Adı: Harmonia Helios olarak bilinsede gerçek ismi Ivana Rupert ama bunu daha kendisi bile bilmiyor.
Yaşı: Daha on altı yaşında bir Alba. Gençlik rüzgarlarına kapıldığı anlar çok fazla...
Kökeni: O bir Alba. Genç olmasına rağmen güçlü bir Alba.
Burcu: Terazi
Yeteneği: Işık
Mesleği: Öğrenci
Geçmişe Dair...
Aslında onun kendine ait bir geçmişi yok. Kim olduğunu bilmiyor. Ailesi onu daha bir kaç günlük bir bebek iken bırakıp kaçtılar veya başka sebepler... O zamanlar iyiler daha fazlaydı ama bu yeterli olmuyordu. Onu bulan yaşlı ve hayattaki tek beklentisi ölüm olan bir kadındı. Kendisine hiç bir yardımı dokunmayan ancak başkalarına yardım eden yaşlı bir kadın.
Caeruleus'ta ki - tabi şimdi orada sadece döküntüleri olan - yetimhaneye götürdü. Yaşlı kadın orada çalışıyor ve yetimlerle ilgileniyordu. Karanlık bir arka sokakta bulduğu küçük bebeği buraya getirmişti. Yaşlı kadın yıllar önce onu bırakıp kaçan kızının ismini küçük bebeğe koydu. Harmonia. Ama kızına olan kırgınlığını küçük bebeğe hiç belli etmedi. Onu sarıp sarmaladı. Küçük bebek Harmonia yetimhanedeki en sevilen bebekti. Diğer yetimlerde ona bakıyor ve seviyordu. Küçük bebek yılların getirisi ile büyüyordu ve güzelleşiyordu. Sarı parlak saçları ve masmavi gözleri herkesin nefesini kesiyordu. Diğer Albalara nazaran güzeldi. Tabi yaşlı kadınlar ve yetimhanede ki çocuklar gün yüzü görmediklerinden dolayı sadece yetimhanede ki kişiler için yorum yapabiliyordu ve onlara göre en güzel Harmonia idi. Küçük kız altı yaşına bastığında ışığı göz kamaştırıyordu. Ancak onu bulan yaşlı kadının tedirginlikleri de içindeki karanlık sıkıntıyı artırıyordu. Bu kız kimdi? Ailesi neden onu bırakmıştı? Peki ailesi kimdi?
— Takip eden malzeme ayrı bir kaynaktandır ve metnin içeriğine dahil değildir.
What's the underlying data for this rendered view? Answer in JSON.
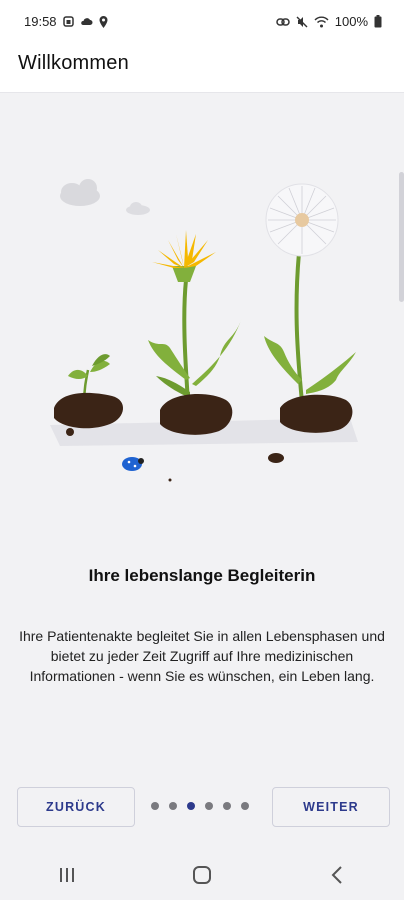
{
  "status_bar": {
    "time": "19:58",
    "battery": "100%",
    "left_icons": [
      "notification-icon",
      "cloud-icon",
      "location-icon"
    ],
    "right_icons": [
      "link-icon",
      "mute-icon",
      "wifi-icon",
      "battery-icon"
    ]
  },
  "app_bar": {
    "title": "Willkommen"
  },
  "onboarding": {
    "headline": "Ihre lebenslange Begleiterin",
    "body": "Ihre Patientenakte begleitet Sie in allen Lebensphasen und bietet zu jeder Zeit Zugriff auf Ihre medizinischen Informationen - wenn Sie es wünschen, ein Leben lang.",
    "illustration_icon": "dandelion-growth-illustration",
    "page_count": 6,
    "current_page": 3
  },
  "navigation": {
    "back_label": "ZURÜCK",
    "next_label": "WEITER"
  },
  "colors": {
    "accent": "#2d3a8c",
    "background": "#f2f2f4",
    "plant_green": "#7fae3a",
    "soil": "#3b2416",
    "flower_yellow": "#f5b800",
    "ladybug": "#1f63d1"
  },
  "system_nav": {
    "icons": [
      "recent-apps-icon",
      "home-icon",
      "back-icon"
    ]
  }
}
Yaşlı kadın elinden geldiğince kızın ailesini aramıştı ancak bir sonuca varamamıştı. Küçük kız ışık yeteneğine sahip bir Alba'ydı. O yıllarda Lucens Akademisi de üç ırkada ev sahipliği yapıyor ve güçlerini kontrol edebilmeleri ve bu karanlık dünyada hayatta kalabilmeleri için ders veriyordu. Yaşlı kadının aklında zamanı gelince kızı oraya göndermek ve Harmonia'nın kendi hayatını kazanabilmesi için eğitim alması gerektiği düşüncesi dolanıyordu. Ancak yaşlı kadın bunu göremeden öldü. Harmonia'nın içine kapandığı ve sessizleştiği ilk gün... Küçük kız artık içine kapanıktı. Hayattaki tek dayanağını kaybetmişti. Diğer kadınlarda bu duruma üzülüyor ancak ellerinden birşey gelmiyordu. Harmonia on yaşına bastığında yetimhaneye gelen bir çift onu gözlerine kestirdiler. Alba olan çift daha yeni evlenmelerine karşın bir çocuk evlat edinmek istiyordu. Yaşlı kadınlar Harmonia'nın gitmesini istemeselerde kızı çifte evlatlık verdi. Artık o Harmonia Helios'tu.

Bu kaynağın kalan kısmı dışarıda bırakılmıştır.